Au niveau de la municipalité, nous sommes en train de voir comment mettre en place des taxes pour que les Mbourois puissent en tirer plus de profits. C'est un événement phare qui permet à la ville de vivre», a soutenu Cheikh Issa Sall maire de Mbour. Durant cette période, au moins plus de 40 mille personnes viennent à Mbour. Les hôtels et les auberges en tirent profit. De jour comme de nuit, les lieux de vente de nourriture comme les Fast Food, les restaurants, les bars ouvrent 24h/24. Pourtant malgré ces chiffres d'affaires exorbitants, la collectivité mandingue ne gagne pas en ristournes.
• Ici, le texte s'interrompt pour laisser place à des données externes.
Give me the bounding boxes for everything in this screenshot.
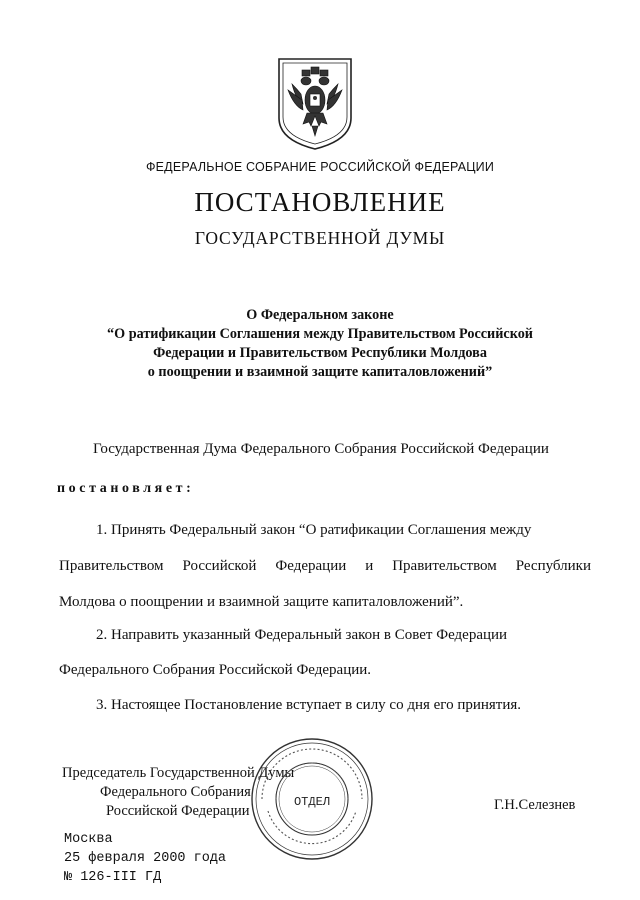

Bref, les négoces font bonne affaire sans même verser un centime de leur bénéfice dans la caisse de la collectivité mandingue. Or, un tel versement allait permettre à la collectivité de réaliser de nombreux projets et de prendre en charge une bonne partie de ses dépenses au lieu de bénéficier des dons de tiers. Pour anticiper, dans la commune de Malicounda, l'un des projets phares de la municipalité est de créer la maison du Kankourang.
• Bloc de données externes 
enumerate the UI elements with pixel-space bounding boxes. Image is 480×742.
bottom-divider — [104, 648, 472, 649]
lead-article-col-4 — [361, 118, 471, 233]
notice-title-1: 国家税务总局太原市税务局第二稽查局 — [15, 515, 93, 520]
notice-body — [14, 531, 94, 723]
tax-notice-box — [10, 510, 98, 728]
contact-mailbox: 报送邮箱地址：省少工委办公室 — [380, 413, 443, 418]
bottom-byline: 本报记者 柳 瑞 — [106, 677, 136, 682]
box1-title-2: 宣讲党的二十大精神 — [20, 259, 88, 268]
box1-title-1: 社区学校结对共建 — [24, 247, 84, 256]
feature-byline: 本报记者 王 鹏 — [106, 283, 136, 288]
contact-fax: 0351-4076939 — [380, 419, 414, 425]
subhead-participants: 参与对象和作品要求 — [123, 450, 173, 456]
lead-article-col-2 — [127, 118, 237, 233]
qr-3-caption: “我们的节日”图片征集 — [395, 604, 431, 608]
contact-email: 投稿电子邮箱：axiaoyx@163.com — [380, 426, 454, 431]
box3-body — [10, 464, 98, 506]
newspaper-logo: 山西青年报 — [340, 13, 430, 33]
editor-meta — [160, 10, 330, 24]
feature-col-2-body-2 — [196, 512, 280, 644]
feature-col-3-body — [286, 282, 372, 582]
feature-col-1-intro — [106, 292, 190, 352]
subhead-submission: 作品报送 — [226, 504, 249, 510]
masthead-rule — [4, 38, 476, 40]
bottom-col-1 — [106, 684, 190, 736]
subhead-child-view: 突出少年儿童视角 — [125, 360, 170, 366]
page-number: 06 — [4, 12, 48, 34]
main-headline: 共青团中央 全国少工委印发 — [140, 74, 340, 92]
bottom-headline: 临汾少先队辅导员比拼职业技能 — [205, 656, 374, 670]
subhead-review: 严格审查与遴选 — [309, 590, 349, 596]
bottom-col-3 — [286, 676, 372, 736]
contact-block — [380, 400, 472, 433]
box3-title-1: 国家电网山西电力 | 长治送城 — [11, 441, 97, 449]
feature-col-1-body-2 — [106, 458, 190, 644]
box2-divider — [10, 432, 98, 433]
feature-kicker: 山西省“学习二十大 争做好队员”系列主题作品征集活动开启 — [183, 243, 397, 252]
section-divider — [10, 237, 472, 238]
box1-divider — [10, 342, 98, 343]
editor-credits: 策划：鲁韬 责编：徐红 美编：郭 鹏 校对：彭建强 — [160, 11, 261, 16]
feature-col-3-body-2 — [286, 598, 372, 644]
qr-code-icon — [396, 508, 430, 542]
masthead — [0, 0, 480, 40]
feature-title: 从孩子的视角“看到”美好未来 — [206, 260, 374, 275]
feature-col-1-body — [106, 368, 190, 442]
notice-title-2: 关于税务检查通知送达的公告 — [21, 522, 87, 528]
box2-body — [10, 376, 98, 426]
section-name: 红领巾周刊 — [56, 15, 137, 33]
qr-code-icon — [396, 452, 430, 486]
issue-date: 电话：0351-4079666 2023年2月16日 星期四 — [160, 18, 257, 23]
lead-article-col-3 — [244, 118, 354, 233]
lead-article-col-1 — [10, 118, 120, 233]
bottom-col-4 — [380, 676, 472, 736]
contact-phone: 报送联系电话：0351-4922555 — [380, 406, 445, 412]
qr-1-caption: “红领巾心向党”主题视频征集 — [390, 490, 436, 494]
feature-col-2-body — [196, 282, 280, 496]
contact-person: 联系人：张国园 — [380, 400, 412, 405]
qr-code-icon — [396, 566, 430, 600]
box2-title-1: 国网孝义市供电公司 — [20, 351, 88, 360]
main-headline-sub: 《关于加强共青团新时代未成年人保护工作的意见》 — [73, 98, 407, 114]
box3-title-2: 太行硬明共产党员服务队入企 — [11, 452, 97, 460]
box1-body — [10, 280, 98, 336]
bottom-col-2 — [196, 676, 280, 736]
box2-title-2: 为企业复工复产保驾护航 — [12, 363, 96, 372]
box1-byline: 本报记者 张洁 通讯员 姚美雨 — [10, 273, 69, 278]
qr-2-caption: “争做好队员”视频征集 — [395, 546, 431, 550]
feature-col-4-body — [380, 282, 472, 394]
Dans le département de Mbour, tout est parti de ce village situé dans la commune de Malicounda. C'est de là que le Kankourang a été célébré avant que le vieux Koïta ne l'exporte à Mbour. Pour garder cette histoire dans la Petite côte, l'équipe municipale ne se limite pas à faire un appui en argent mais projette de créer la maison du Kankourang qui va donner une autre considération à la culture mandingue dans la zone. Aujourd'hui, de jour comme de nuit, Mbour vit dans la fièvre du Kankourang. Les nuits blanches sont organisées un peu partout les samedis, les plages sont bondées de monde en tout temps. Les vendeurs de tissus, d'habits et les petits commerçants se frottent les mains. Du côté financier, seule la collectivité mandingue pourtant organisatrice de cet événement phare, n'en tire pas profit, ne se contentant que de dons et de soutiens. Même si les violences sont de moins en moins notées grâce à une organisation plus rigoureuse, il n'en demeure pas moins que des incidents regrettables sont relevés de temps à autre.